The whole process took about an hour. That's an hour to systematically verify that a project is ready to ship, with a written record of every finding and its severity. Compare that to the alternative: spending twenty minutes asking scattered questions, getting scattered answers, and launching with the vague feeling that you probably forgot something important.
Why Open Source This
Because I needed it, which usually means other people do too. Production readiness is one of those things that everybody nods along about in blog posts (hi) but nobody has a great process for — especially solo developers and small teams who don't have a dedicated SRE to yell at them about monitoring. These playbooks are the process I wish I'd had from the start.

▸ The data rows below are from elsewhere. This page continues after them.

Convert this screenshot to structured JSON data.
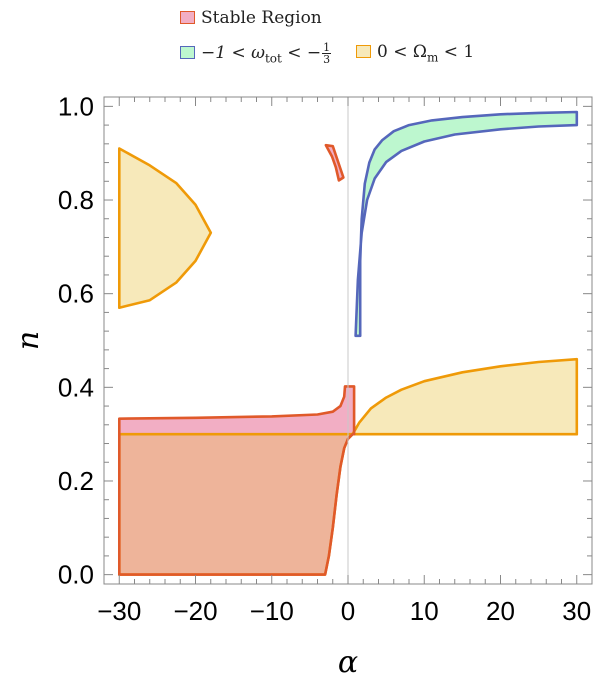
{
  "chart_data": {
    "type": "area",
    "xlabel": "α",
    "ylabel": "n",
    "xlim": [
      -32,
      32
    ],
    "ylim": [
      -0.02,
      1.02
    ],
    "x_ticks": [
      "−30",
      "−20",
      "−10",
      "0",
      "10",
      "20",
      "30"
    ],
    "y_ticks": [
      "0.0",
      "0.2",
      "0.4",
      "0.6",
      "0.8",
      "1.0"
    ],
    "x_tick_values": [
      -30,
      -20,
      -10,
      0,
      10,
      20,
      30
    ],
    "y_tick_values": [
      0.0,
      0.2,
      0.4,
      0.6,
      0.8,
      1.0
    ],
    "legend_position": "top",
    "series": [
      {
        "name": "Stable Region",
        "fill": "#f2aec4",
        "stroke": "#e0592a",
        "regions": [
          [
            [
              -30,
              0.0
            ],
            [
              -3,
              0.0
            ],
            [
              -2.5,
              0.04
            ],
            [
              -2,
              0.1
            ],
            [
              -1.5,
              0.17
            ],
            [
              -1,
              0.23
            ],
            [
              -0.5,
              0.27
            ],
            [
              0,
              0.29
            ],
            [
              0.6,
              0.3
            ],
            [
              0.8,
              0.3
            ],
            [
              0.8,
              0.402
            ],
            [
              -0.4,
              0.402
            ],
            [
              -0.5,
              0.38
            ],
            [
              -1,
              0.36
            ],
            [
              -2,
              0.348
            ],
            [
              -4,
              0.342
            ],
            [
              -10,
              0.338
            ],
            [
              -20,
              0.335
            ],
            [
              -30,
              0.333
            ]
          ],
          [
            [
              -2.9,
              0.917
            ],
            [
              -2.0,
              0.915
            ],
            [
              -0.6,
              0.848
            ],
            [
              -1.2,
              0.842
            ],
            [
              -1.6,
              0.87
            ],
            [
              -2.1,
              0.893
            ]
          ]
        ]
      },
      {
        "name": "−1 < ω_tot < −1/3",
        "fill": "#bdf7cf",
        "stroke": "#5567bb",
        "regions": [
          [
            [
              1.0,
              0.51
            ],
            [
              1.3,
              0.63
            ],
            [
              1.8,
              0.73
            ],
            [
              2.5,
              0.8
            ],
            [
              3.5,
              0.846
            ],
            [
              5,
              0.881
            ],
            [
              7,
              0.905
            ],
            [
              10,
              0.925
            ],
            [
              14,
              0.94
            ],
            [
              20,
              0.951
            ],
            [
              25,
              0.957
            ],
            [
              30,
              0.96
            ],
            [
              30,
              0.988
            ],
            [
              25,
              0.986
            ],
            [
              20,
              0.983
            ],
            [
              15,
              0.977
            ],
            [
              11,
              0.97
            ],
            [
              8,
              0.96
            ],
            [
              6,
              0.947
            ],
            [
              4.5,
              0.928
            ],
            [
              3.5,
              0.908
            ],
            [
              2.8,
              0.88
            ],
            [
              2.2,
              0.835
            ],
            [
              1.8,
              0.76
            ],
            [
              1.6,
              0.67
            ],
            [
              1.6,
              0.51
            ]
          ]
        ]
      },
      {
        "name": "0 < Ω_m < 1",
        "fill": "#f7e9ba",
        "stroke": "#ef9a08",
        "regions": [
          [
            [
              -30,
              0.57
            ],
            [
              -26,
              0.586
            ],
            [
              -22.5,
              0.624
            ],
            [
              -20,
              0.67
            ],
            [
              -18,
              0.73
            ],
            [
              -20,
              0.79
            ],
            [
              -22.5,
              0.836
            ],
            [
              -26,
              0.874
            ],
            [
              -30,
              0.91
            ]
          ],
          [
            [
              -30,
              0.0
            ],
            [
              -3,
              0.0
            ],
            [
              -2.5,
              0.04
            ],
            [
              -2,
              0.1
            ],
            [
              -1.5,
              0.17
            ],
            [
              -1,
              0.23
            ],
            [
              -0.5,
              0.27
            ],
            [
              0,
              0.29
            ],
            [
              0.6,
              0.3
            ],
            [
              -30,
              0.3
            ]
          ],
          [
            [
              0.6,
              0.3
            ],
            [
              30,
              0.3
            ],
            [
              30,
              0.46
            ],
            [
              25,
              0.454
            ],
            [
              20,
              0.445
            ],
            [
              15,
              0.432
            ],
            [
              10,
              0.413
            ],
            [
              7,
              0.395
            ],
            [
              5,
              0.378
            ],
            [
              3,
              0.355
            ],
            [
              1.5,
              0.325
            ]
          ]
        ]
      }
    ]
  },
  "legend": {
    "stable_label": "Stable Region",
    "omega_tot_prefix": "−1 < ω",
    "omega_tot_sub": "tot",
    "omega_tot_mid": " < −",
    "frac_num": "1",
    "frac_den": "3",
    "omega_m_prefix": "0 <  Ω",
    "omega_m_sub": "m",
    "omega_m_suffix": " < 1"
  },
  "colors": {
    "stable_fill": "#f2aec4",
    "stable_stroke": "#e0592a",
    "green_fill": "#bdf7cf",
    "green_stroke": "#5567bb",
    "yellow_fill": "#f7e9ba",
    "yellow_stroke": "#ef9a08",
    "overlap_fill": "#eeb49a"
  }
}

Here's the thing about being a solo dev in 2026: you're not actually solo anymore. With an AI coding assistant, you've got something closer to a one-person robot army — one that can run seven comprehensive audits across your entire project in about an hour, check things you'd never remember to check yourself, and write up the findings in a format you can actually use later. I couldn't do this much production readiness work by hand. Not at this scale, not at this speed, and definitely not at 1am before a launch. The playbooks exist because humans and LLMs working together can cover ground that neither could alone — you bring the judgment and domain knowledge, the AI brings the tireless thoroughness. That's a better path to production than either one flying solo — and at Penguinboi Software, we know a thing or two about not flying solo.
They're also living documents. As I ship more projects and find more gaps, the playbooks get better. If you use them and find something missing, that's what pull requests are for.
Go Use It
The repo is at github.com/penguinboi/preflight-checks. MIT licensed. Clone it, copy the prompts into your AI coding assistant, and run them against whatever you're about to ship. Or read them as checklists. Or adapt them to your workflow. The point is to stop freestyling your production readiness checks and start running them consistently.
Your future self — the one debugging a production issue at 2am — will thank you for the paper trail.